Beagle Board as PCI guest card.

I just found the Beagle Board and is impressed by its capabilities.

Would it be possible to create a PCI multifunction card bases on its
design? It could function as a graphics card, sound card and USB card.
It could also do a lot of other cool stuff.

Most importantly it could function as a graphic card. At boot it would
have to emulate an industry standard VESA card, and when the host
system loads its drivers for the card, it would switch to be far more
capable.

I refurbish old computers and this would allow me to add HD graphics
and decoding, OpenGL, linux-compatible sound and s-video, USB 2.0 port
and other awesomeness in a package that is quite inexpensive.

The ability to act as a USB device is nice, but BIOS would not be able
to output its graphics using an USB device. Also most machines i
refurbish has USB 1.X which are quite slow, if they have USB at all.
The PCI bus would provide a lot more bandwidth.

A Beagle Bord PCI card would extend a old computer capabilities a lot,
as it can do much more then graphics. It may even be useful to make
its processor the systems primary processor, rather then using it as a
coprocessor.

I can envision it being done, however, the throughput would not hold up to all the things you have on your list. The best interface available is the MMC 8 bit interface which would limit you to 480Mbps max, the same speed as a HS USB port. Of course that is only theoretcal as overhead issues would limit that further. You could design an FPGA to MMC interface that would implement the PCI interface. There is a second MMC port availble on the -xM which would give you two ports to work with which would double the throughput in theory. All of these would need the FPGA board created in order to do this.

You could just use the USB interface on the card, but that would also limit you to 480Mbps which would be tough to handle all the items on your list.

Gerald

I can envision it being done, however, the throughput would not hold up to
all the things you have on your list. The best interface available is the
MMC 8 bit interface which would limit you to 480Mbps max, the same speed as
a HS USB port. Of course that is only theoretcal as overhead issues would
limit that further. You could design an FPGA to MMC interface that would
implement the PCI interface. There is a second MMC port availble on the -xM
which would give you two ports to work with which would double the
throughput in theory. All of these would need the FPGA board created in
order to do this.

The speed of a HS USB port would probably have enough bandwidth.
However most computers i work with have USB 1.X if they have USB at
all. Also USB is known for high latency if you stress it to a high
speed, which may become a problem.

You could just use the USB interface on the card, but that would also limit
you to 480Mbps which would be tough to handle all the items on your list.

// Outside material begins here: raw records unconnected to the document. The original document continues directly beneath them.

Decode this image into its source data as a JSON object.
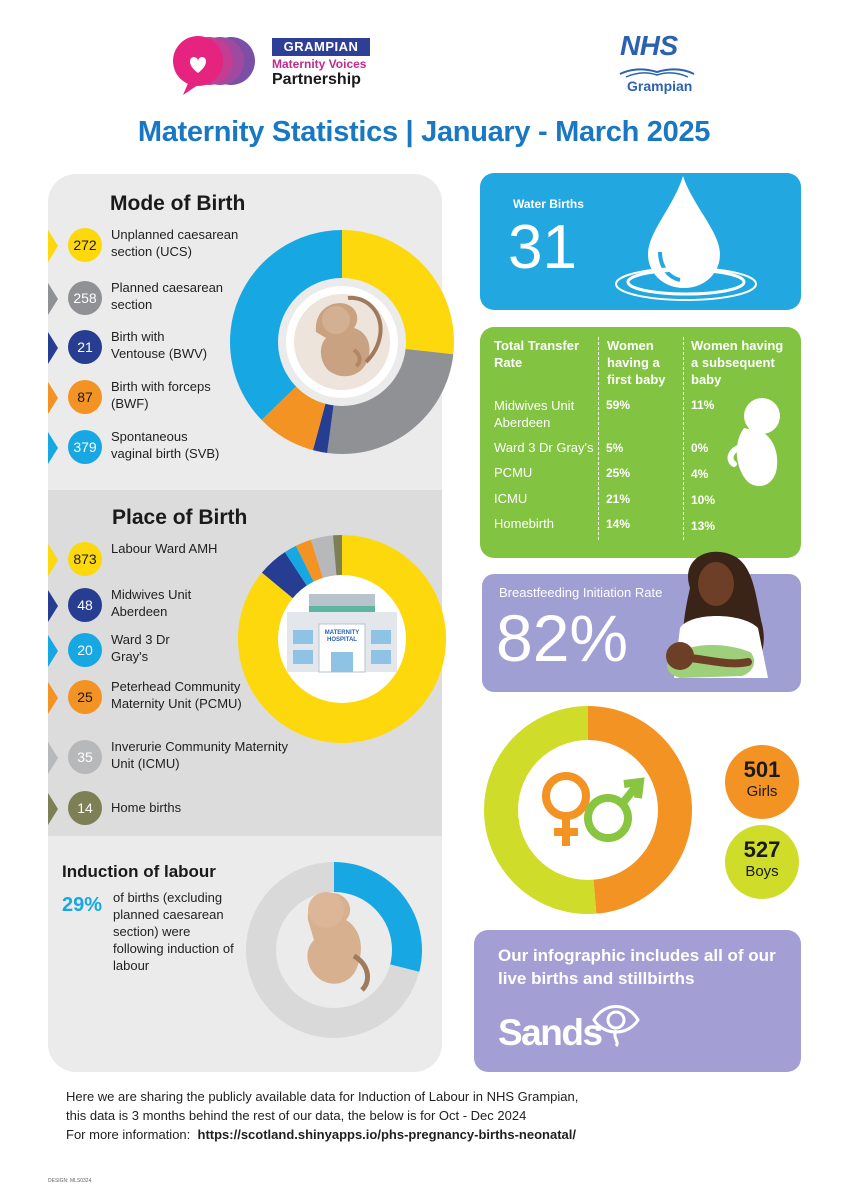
{
  "header": {
    "logo_line1": "GRAMPIAN",
    "logo_line2": "Maternity Voices",
    "logo_line3": "Partnership",
    "nhs_word": "NHS",
    "nhs_region": "Grampian",
    "title": "Maternity Statistics | January - March 2025"
  },
  "mode_of_birth": {
    "title": "Mode of Birth",
    "items": [
      {
        "value": "272",
        "label": "Unplanned caesarean section (UCS)",
        "color": "#fcd80c"
      },
      {
        "value": "258",
        "label": "Planned caesarean section",
        "color": "#8f9194"
      },
      {
        "value": "21",
        "label": "Birth with Ventouse (BWV)",
        "color": "#273d92"
      },
      {
        "value": "87",
        "label": "Birth with forceps (BWF)",
        "color": "#f39324"
      },
      {
        "value": "379",
        "label": "Spontaneous vaginal birth (SVB)",
        "color": "#17a8e3"
      }
    ]
  },
  "place_of_birth": {
    "title": "Place of Birth",
    "hospital_sign": "MATERNITY HOSPITAL",
    "items": [
      {
        "value": "873",
        "label": "Labour Ward AMH",
        "color": "#fcd80c"
      },
      {
        "value": "48",
        "label": "Midwives Unit Aberdeen",
        "color": "#273d92"
      },
      {
        "value": "20",
        "label": "Ward 3 Dr Gray's",
        "color": "#17a8e3"
      },
      {
        "value": "25",
        "label": "Peterhead Community Maternity Unit (PCMU)",
        "color": "#f39324"
      },
      {
        "value": "35",
        "label": "Inverurie Community Maternity Unit (ICMU)",
        "color": "#b7b8ba"
      },
      {
        "value": "14",
        "label": "Home births",
        "color": "#7d7f55"
      }
    ]
  },
  "induction": {
    "title": "Induction of labour",
    "percent": "29%",
    "text": "of births (excluding planned caesarean section) were following induction of labour",
    "rate": 29
  },
  "water_births": {
    "label": "Water Births",
    "value": "31"
  },
  "transfer": {
    "title": "Total Transfer Rate",
    "col1": "Women having a first baby",
    "col2": "Women having a subsequent baby",
    "rows": [
      {
        "unit": "Midwives Unit Aberdeen",
        "first": "59%",
        "subsequent": "11%"
      },
      {
        "unit": "Ward 3 Dr Gray's",
        "first": "5%",
        "subsequent": "0%"
      },
      {
        "unit": "PCMU",
        "first": "25%",
        "subsequent": "4%"
      },
      {
        "unit": "ICMU",
        "first": "21%",
        "subsequent": "10%"
      },
      {
        "unit": "Homebirth",
        "first": "14%",
        "subsequent": "13%"
      }
    ]
  },
  "breastfeeding": {
    "label": "Breastfeeding Initiation Rate",
    "value": "82%"
  },
  "sex": {
    "girls_value": "501",
    "girls_label": "Girls",
    "boys_value": "527",
    "boys_label": "Boys",
    "girls_color": "#f39324",
    "boys_color": "#cfdc2a"
  },
  "sands": {
    "text": "Our infographic includes all of our live births and stillbirths",
    "logo": "Sands"
  },
  "footer": {
    "line1": "Here we are sharing the publicly available data for Induction of Labour in NHS Grampian,",
    "line2": "this data is 3 months behind the rest of our data, the below is for Oct - Dec 2024",
    "line3": "For more information:",
    "link": "https://scotland.shinyapps.io/phs-pregnancy-births-neonatal/",
    "design_code": "DESIGN: MLS0324"
  },
  "chart_data": [
    {
      "type": "pie",
      "title": "Mode of Birth",
      "categories": [
        "Unplanned caesarean section (UCS)",
        "Planned caesarean section",
        "Birth with Ventouse (BWV)",
        "Birth with forceps (BWF)",
        "Spontaneous vaginal birth (SVB)"
      ],
      "values": [
        272,
        258,
        21,
        87,
        379
      ],
      "colors": [
        "#fcd80c",
        "#8f9194",
        "#273d92",
        "#f39324",
        "#17a8e3"
      ]
    },
    {
      "type": "pie",
      "title": "Place of Birth",
      "categories": [
        "Labour Ward AMH",
        "Midwives Unit Aberdeen",
        "Ward 3 Dr Gray's",
        "Peterhead Community Maternity Unit (PCMU)",
        "Inverurie Community Maternity Unit (ICMU)",
        "Home births"
      ],
      "values": [
        873,
        48,
        20,
        25,
        35,
        14
      ],
      "colors": [
        "#fcd80c",
        "#273d92",
        "#17a8e3",
        "#f39324",
        "#b7b8ba",
        "#7d7f55"
      ]
    },
    {
      "type": "pie",
      "title": "Induction of labour",
      "categories": [
        "Induction of labour",
        "Other"
      ],
      "values": [
        29,
        71
      ],
      "colors": [
        "#17a8e3",
        "#d9d9d9"
      ]
    },
    {
      "type": "pie",
      "categories": [
        "Girls",
        "Boys"
      ],
      "values": [
        501,
        527
      ],
      "colors": [
        "#f39324",
        "#cfdc2a"
      ]
    }
  ]
}
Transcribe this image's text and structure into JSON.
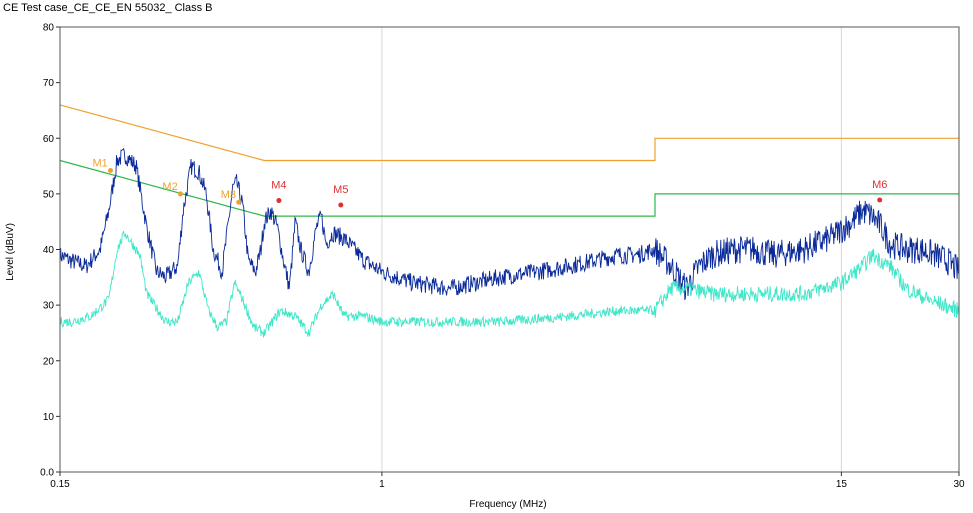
{
  "chart_data": {
    "type": "line",
    "title": "CE Test case_CE_CE_EN 55032_ Class B",
    "xlabel": "Frequency (MHz)",
    "ylabel": "Level (dBuV)",
    "xscale": "log",
    "xlim": [
      0.15,
      30
    ],
    "ylim": [
      0,
      80
    ],
    "x_ticks": [
      0.15,
      1,
      15,
      30
    ],
    "x_tick_labels": [
      "0.15",
      "1",
      "15",
      "30"
    ],
    "y_ticks": [
      0,
      10,
      20,
      30,
      40,
      50,
      60,
      70,
      80
    ],
    "y_tick_labels": [
      "0.0",
      "10",
      "20",
      "30",
      "40",
      "50",
      "60",
      "70",
      "80"
    ],
    "grid": "vertical at 1 and 15",
    "colors": {
      "qp_limit": "#f0a030",
      "avg_limit": "#2db84a",
      "peak_trace": "#0a2a9a",
      "avg_trace": "#3fe6c8",
      "marker_red": "#e03030",
      "marker_orange": "#f0a030",
      "grid": "#d8d8d8"
    },
    "series": [
      {
        "key": "qp_limit",
        "x": [
          0.15,
          0.5,
          0.5,
          5,
          5,
          30
        ],
        "y": [
          66,
          56,
          56,
          56,
          60,
          60
        ]
      },
      {
        "key": "avg_limit",
        "x": [
          0.15,
          0.5,
          0.5,
          5,
          5,
          30
        ],
        "y": [
          56,
          46,
          46,
          46,
          50,
          50
        ]
      },
      {
        "key": "peak_trace",
        "x": [
          0.15,
          0.16,
          0.175,
          0.19,
          0.2,
          0.21,
          0.22,
          0.235,
          0.25,
          0.265,
          0.28,
          0.3,
          0.31,
          0.325,
          0.34,
          0.355,
          0.37,
          0.39,
          0.405,
          0.415,
          0.425,
          0.44,
          0.455,
          0.475,
          0.49,
          0.5,
          0.52,
          0.54,
          0.56,
          0.58,
          0.6,
          0.62,
          0.65,
          0.68,
          0.7,
          0.72,
          0.75,
          0.8,
          0.85,
          0.9,
          0.95,
          1,
          1.2,
          1.5,
          2,
          2.5,
          3,
          3.5,
          4,
          4.5,
          5,
          5.5,
          6,
          6.5,
          7,
          8,
          9,
          10,
          12,
          14,
          16,
          17,
          18,
          19,
          20,
          22,
          24,
          26,
          28,
          30
        ],
        "y": [
          39,
          38,
          37,
          40,
          47,
          56,
          57,
          55,
          44,
          36,
          35,
          37,
          47,
          55,
          54,
          50,
          40,
          36,
          45,
          51,
          52,
          48,
          38,
          36,
          40,
          45,
          47,
          44,
          38,
          33,
          45,
          40,
          36,
          44,
          46,
          41,
          43,
          42,
          40,
          38,
          37,
          36,
          34,
          33,
          35,
          36,
          37,
          38,
          39,
          39,
          40,
          37,
          33,
          37,
          39,
          40,
          40,
          39,
          40,
          42,
          45,
          47,
          46,
          44,
          41,
          40,
          40,
          39,
          38,
          36
        ]
      },
      {
        "key": "avg_trace",
        "x": [
          0.15,
          0.16,
          0.18,
          0.2,
          0.21,
          0.22,
          0.24,
          0.25,
          0.28,
          0.3,
          0.32,
          0.34,
          0.36,
          0.38,
          0.4,
          0.42,
          0.44,
          0.47,
          0.5,
          0.55,
          0.6,
          0.65,
          0.7,
          0.75,
          0.8,
          0.9,
          1,
          1.5,
          2,
          3,
          4,
          5,
          5.5,
          6,
          7,
          8,
          10,
          12,
          15,
          17,
          18,
          20,
          22,
          25,
          30
        ],
        "y": [
          27,
          27,
          28,
          31,
          40,
          43,
          39,
          32,
          27,
          27,
          34,
          36,
          29,
          26,
          27,
          34,
          31,
          26,
          25,
          29,
          28,
          25,
          30,
          32,
          28,
          28,
          27,
          27,
          27,
          28,
          29,
          29,
          33,
          33,
          32,
          32,
          32,
          32,
          34,
          37,
          39,
          37,
          33,
          31,
          29
        ]
      }
    ],
    "markers": [
      {
        "label": "M1",
        "x": 0.202,
        "y": 54.2,
        "color": "orange"
      },
      {
        "label": "M2",
        "x": 0.305,
        "y": 50.0,
        "color": "orange"
      },
      {
        "label": "M3",
        "x": 0.43,
        "y": 48.5,
        "color": "orange"
      },
      {
        "label": "M4",
        "x": 0.545,
        "y": 48.8,
        "color": "red"
      },
      {
        "label": "M5",
        "x": 0.785,
        "y": 48.0,
        "color": "red"
      },
      {
        "label": "M6",
        "x": 18.8,
        "y": 48.9,
        "color": "red"
      }
    ]
  }
}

It is not possible to create a VESA compatible graphic card using USB,
unless we do a non-standard USB card that gives the device full access
to the PCI port. This would mean that BIOS cannot output its info on
the device. However it would work after Linux has loaded the drivers,
but we would not have a clue about whats going on before that.
480Mbps is more then enough to stream HD movies. Remember that we have
decoding capacity on the beagle board. There may be a limit on direct
graphics and OpenGL, but i think we can find ways around that. Many
games that is not written with such low bandwidth in mind will have a
problem.
However this will be far better then the old graphics that we are
currently limited to, that does not even handle the full resolution of
modern monitors.

Also one way to speed it up is to actually run some apps on the card.
Mostly the beagle board will be more powerful then he main system. If
we see it as the main system and the host PC as peripherals, then we
can make it even more powerful. We just let the PC boot with the card
as VESA graphic card and also emulate a HDD feeding a small boot
program that hand over control to the card. We can have a disk image
on the SD card that we feed to the host system as a HDD, or we could
even feed it a NBD as a hdd image.

The cool thing about that is that it would give the board all
peripherals it need in order to be a complete computer. Users just
take a old PC, put in a beagle board and have a full blown Beagle
Box...

Today we upgrade old PC:s with adding RAM so we have at least 512MB,
replace the usually failing HDD with a DoM device and install lubuntu.
The costs of SDRAM and a DoM device is far greater then the cost of a
beagle board, and gives far less advantages... so a solution like the
one above is something that most refurbishers will use, at least those
of us that use Linux.

There used to be at least three companies that made hardware for
upgrading old computers, like socket converters and even PCI boards
with similar functionality like what i described, but now we are lucky
if we can find any compatible devices. Old RAM (PC133) is quite
expensive and if its something non-standard, then we just pass that
machine over. And if the processor is broken - don't even bother... A
PCI board cant fix all of these problems. But it can fix the
performance problems on a otherwise functional machine.

Then MMC is your best available option. All of the design information and design files are freely available on the board, so you should have no issue creating your add-on board board with an FPGA.

Gerald

Check this project out. FPGA expansion card for beagleboard

http://elinux.org/BeagleBoard_Tracker

Faldegast, you write that you refurbish old computers having business with inexpensive stuff. So, is Beagleboard inexpensive also in comparison with usual PC stuff? I believe not! Rather cool graphics card with pure HD output costs 30usd, sound card even less! :slight_smile:

So, what is your point? Still can’t count money?